Rediscovering Michael Jackson

05/16/2010 05:12 am ET | Updated May 25, 2011

With a smile, I read about a sweeping contract between Michael Jackson's Estate and Sony Records that will make Michael's music alive for years - decades - to come. I smile because I have witnessed in the last 9 months how MJ's music has influenced my own children.

My two daughters met Michael several times. They were short interactions, as it was more about letting our kids meet, and Michael would be in and out, giggling and telling me he couldn't believe I was a mother. But these interactions were always followed by many questions by my daughters about why he looked so strange. Michael's plastic surgery, when witnessed up close, was difficult to face.

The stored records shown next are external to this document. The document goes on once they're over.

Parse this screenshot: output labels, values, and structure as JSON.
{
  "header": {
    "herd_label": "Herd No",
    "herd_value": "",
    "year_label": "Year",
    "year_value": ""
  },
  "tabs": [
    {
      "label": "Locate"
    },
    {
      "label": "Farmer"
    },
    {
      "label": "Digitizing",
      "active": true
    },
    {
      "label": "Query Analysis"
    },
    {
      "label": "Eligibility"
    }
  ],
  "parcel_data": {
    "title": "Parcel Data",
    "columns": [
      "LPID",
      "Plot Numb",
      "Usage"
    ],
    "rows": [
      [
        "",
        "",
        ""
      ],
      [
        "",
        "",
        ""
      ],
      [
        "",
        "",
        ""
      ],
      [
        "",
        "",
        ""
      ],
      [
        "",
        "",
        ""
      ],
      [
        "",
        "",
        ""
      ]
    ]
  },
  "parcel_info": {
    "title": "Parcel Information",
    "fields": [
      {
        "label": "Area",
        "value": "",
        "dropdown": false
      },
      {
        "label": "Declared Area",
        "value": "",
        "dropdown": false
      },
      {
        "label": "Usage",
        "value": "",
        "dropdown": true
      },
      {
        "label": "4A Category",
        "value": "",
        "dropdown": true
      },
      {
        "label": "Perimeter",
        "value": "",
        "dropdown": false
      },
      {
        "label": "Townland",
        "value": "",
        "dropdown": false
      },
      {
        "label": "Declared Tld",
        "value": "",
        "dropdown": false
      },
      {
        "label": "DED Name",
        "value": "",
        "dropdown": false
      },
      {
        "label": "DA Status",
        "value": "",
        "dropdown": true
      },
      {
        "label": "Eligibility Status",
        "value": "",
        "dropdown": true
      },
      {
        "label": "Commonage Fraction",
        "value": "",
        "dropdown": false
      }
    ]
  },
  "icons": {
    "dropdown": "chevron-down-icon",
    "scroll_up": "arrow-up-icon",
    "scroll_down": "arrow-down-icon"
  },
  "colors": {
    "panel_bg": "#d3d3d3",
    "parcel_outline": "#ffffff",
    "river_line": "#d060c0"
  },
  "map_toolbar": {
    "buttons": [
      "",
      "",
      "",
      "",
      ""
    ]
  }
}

And, my children, who really knew nothing about who he was or that he was famous, would be confused about why he looked like that or chose to do that to himself. (To the extent, that I personally swore off ever doing plastic surgery because I firmly believe in showing my daughters that we need to love who we are inside, not just on the outside.)

I was always sad after these meetings, because I felt that my girls could never know how magnificent Michael had once been or that his music transcended his own insecurities. To be honest, we didn't play his music much anymore at home, and their music mix was more contemporary.

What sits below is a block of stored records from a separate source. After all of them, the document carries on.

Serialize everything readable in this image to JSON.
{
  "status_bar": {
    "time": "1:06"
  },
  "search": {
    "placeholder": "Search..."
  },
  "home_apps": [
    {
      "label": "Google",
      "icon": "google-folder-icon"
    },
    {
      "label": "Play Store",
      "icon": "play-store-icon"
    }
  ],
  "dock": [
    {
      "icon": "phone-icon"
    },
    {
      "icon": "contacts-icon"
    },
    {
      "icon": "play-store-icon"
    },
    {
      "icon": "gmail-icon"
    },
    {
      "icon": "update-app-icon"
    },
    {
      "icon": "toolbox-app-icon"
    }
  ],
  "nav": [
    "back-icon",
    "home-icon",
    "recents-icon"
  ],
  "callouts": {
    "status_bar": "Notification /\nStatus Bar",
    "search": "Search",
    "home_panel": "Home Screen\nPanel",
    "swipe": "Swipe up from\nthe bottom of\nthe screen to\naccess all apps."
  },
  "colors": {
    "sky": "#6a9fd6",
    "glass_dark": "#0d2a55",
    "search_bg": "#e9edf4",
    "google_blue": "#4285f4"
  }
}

But since Michael's death, it has been difficult to miss his music. Right after he died, we were in London and Paris, and literally everywhere we went his music was playing. This happened worldwide - when we returned home to LA or visited India several months later.

And I watched as my children heard his music they would smile, listen to the words, move to the beat.

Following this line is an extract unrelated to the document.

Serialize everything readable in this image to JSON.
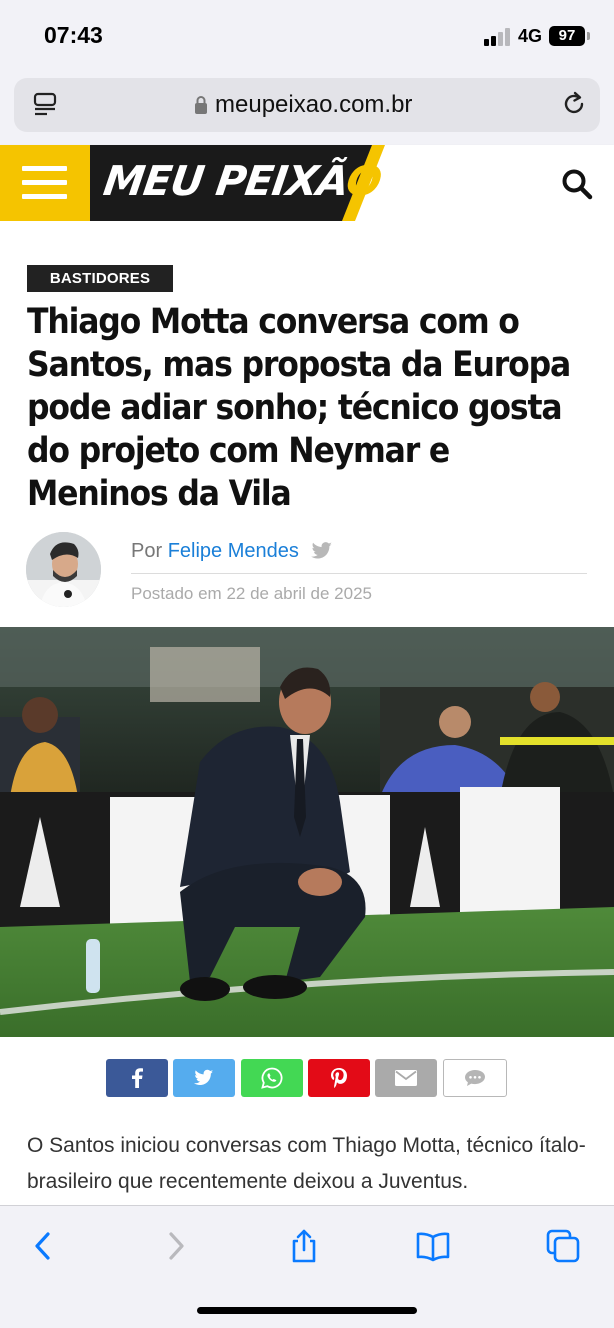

And one day in October when I picked up my 5 year old from preschool, her class was having a dance party, grooving to BAD. Every day, my 8 year old practices MAN IN THE MIRROR, a song they are performing for a school event. And she takes in each word of the song. When we hear HEAL THE WORLD or EARTH SONG (2 of several songs that my father helped MJ write the lyrics for), I watch my daughters discover the timelessness and significance of his music.

Recently we saw Mama Mia on Broadway, and I knew it was a matter of time until MJ's music appears on Broadway or a new WII game is released featuring his songs. Of course, the over commercialization means big business to many, and its part of his tragic story that it has all happened after he died. I just pray - and know the Executors of his Estate know many are watching - to make sure that his children see the financial benefit.

But, I smile because ultimately Michael will be remembered for his music. A tortured soul, yes. But also a soul that could move people, and make them feel connected with his song.